Lately I’ve been kind of a workout freak. It’s kind of strange because I’ve never actually liked working out, especially not at the gym.
Something about being confined in a musty, stuffy building, using the same machine that someone just dripped sweat all over, while a guy in spandex shorts with veiny, muscled arms as big as my waist stares at my jiggly ass on the Stairmaster just did not appeal to me one bit.
In fact, it still doesn’t appeal to me. But I’ve been going every day.
And yesterday the monthly fees finally became worth it.
It was a rough day. In addition to all the stuff that’s been going on lately, I found out a close family member was dying. I don’t deal with death well, not at all. My head was spinning with terrible thoughts. Everything was just too much.
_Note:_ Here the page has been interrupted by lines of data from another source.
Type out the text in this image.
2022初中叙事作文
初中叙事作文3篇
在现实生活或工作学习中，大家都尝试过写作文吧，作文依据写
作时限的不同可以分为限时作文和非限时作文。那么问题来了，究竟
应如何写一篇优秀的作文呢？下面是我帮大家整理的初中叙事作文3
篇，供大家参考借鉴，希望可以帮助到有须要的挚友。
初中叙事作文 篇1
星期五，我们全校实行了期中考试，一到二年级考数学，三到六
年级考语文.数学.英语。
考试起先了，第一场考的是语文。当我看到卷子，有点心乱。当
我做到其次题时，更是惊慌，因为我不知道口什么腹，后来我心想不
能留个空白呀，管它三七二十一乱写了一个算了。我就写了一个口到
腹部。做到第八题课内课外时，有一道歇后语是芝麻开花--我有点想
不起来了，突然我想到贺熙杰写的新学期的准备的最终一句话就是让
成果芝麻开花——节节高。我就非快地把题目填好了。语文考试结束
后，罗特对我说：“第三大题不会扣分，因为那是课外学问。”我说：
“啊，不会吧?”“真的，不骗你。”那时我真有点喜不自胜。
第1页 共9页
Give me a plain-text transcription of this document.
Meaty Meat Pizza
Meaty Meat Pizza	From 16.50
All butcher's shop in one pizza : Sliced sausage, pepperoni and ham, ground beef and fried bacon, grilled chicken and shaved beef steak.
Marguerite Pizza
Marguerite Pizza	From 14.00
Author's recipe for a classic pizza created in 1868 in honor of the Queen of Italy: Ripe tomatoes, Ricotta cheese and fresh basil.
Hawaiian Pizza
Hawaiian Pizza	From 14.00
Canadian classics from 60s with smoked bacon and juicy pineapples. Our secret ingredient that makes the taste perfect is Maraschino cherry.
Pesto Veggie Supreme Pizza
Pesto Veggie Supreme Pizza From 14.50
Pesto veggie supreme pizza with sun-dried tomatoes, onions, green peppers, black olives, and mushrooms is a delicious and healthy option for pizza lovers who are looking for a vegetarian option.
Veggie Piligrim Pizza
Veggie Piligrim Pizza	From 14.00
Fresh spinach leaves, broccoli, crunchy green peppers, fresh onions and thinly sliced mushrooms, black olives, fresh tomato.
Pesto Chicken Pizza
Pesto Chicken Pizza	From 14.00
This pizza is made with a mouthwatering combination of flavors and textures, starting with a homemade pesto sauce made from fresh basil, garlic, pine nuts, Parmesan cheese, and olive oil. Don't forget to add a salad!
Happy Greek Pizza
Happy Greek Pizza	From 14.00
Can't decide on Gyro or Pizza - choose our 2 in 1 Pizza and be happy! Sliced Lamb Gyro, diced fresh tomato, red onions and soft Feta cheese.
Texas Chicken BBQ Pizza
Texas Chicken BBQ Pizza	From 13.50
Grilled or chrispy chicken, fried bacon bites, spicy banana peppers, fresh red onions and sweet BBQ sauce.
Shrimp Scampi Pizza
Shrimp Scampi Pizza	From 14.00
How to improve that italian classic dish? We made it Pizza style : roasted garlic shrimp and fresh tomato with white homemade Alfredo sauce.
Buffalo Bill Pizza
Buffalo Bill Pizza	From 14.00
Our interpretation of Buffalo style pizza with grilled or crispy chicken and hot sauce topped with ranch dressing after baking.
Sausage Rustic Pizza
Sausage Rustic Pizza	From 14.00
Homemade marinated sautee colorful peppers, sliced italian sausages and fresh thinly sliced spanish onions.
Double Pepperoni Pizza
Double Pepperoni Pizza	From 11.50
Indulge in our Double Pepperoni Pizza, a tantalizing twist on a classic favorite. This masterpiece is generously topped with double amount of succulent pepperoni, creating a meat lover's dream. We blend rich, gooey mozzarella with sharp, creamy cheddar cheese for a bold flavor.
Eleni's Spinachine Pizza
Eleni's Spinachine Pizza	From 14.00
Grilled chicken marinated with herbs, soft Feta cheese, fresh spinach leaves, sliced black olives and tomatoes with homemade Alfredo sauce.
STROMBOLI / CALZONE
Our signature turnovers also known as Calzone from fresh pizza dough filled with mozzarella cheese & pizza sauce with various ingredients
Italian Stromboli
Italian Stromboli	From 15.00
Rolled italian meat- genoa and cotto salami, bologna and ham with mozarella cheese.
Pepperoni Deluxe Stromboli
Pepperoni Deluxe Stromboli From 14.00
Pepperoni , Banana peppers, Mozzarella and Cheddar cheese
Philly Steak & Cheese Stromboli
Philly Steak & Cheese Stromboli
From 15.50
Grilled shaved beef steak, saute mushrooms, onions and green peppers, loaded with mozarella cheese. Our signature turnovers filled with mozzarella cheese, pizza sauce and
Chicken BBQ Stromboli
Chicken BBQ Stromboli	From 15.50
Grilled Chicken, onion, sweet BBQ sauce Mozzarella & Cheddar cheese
I needed to clear my head. And it was kind of strange because the first thought in my head wasn’t drugs or alcohol. It was to go running.
I threw on a baggy t-shirt and some shorts, laced up my shoes and hauled ass over to the gym. I pulled into the parking structure way fast, and parked so badly I was taking up two spots. I handed the guy my pass and flew up the stairs to the treadmills, hoping nobody would see that I was on the verge of tears. I put on my headphones, and set my iPod to blast Girl Talk as loud as it could. I got my shit situated so nothing would fall down and fly off and hit someone like last week. And then I ran.
I ran the first mile too fast. My thoughts were racing and so I was I. I was probably running so fast to try to get away from them, but the always caught up. I started thinking about anything and everything as I put one foot in front of the other over and over.
And as I hit mile number two everything clicked. All of the thoughts that I had been trying so hard to get out, to organize and process, to understand. All of a sudden it all made sense.
I felt this tremendous, burdening weight being lifted off my shoulders as the revelations poured in. I stopped the treadmill, turned off my iPod and picked up my cellphone.
“I get it now. I really did love you, and I always will. Thank you for everything. Goodbye.”
And that was it. I walked out of the gym with a big, dumb grin on my face. I got in my car and blasted my favorite songs all the way home and sang off key and smiled at every stranger that looked my way.
I’m starting to find my peace. I’m letting go. Things are going to work out.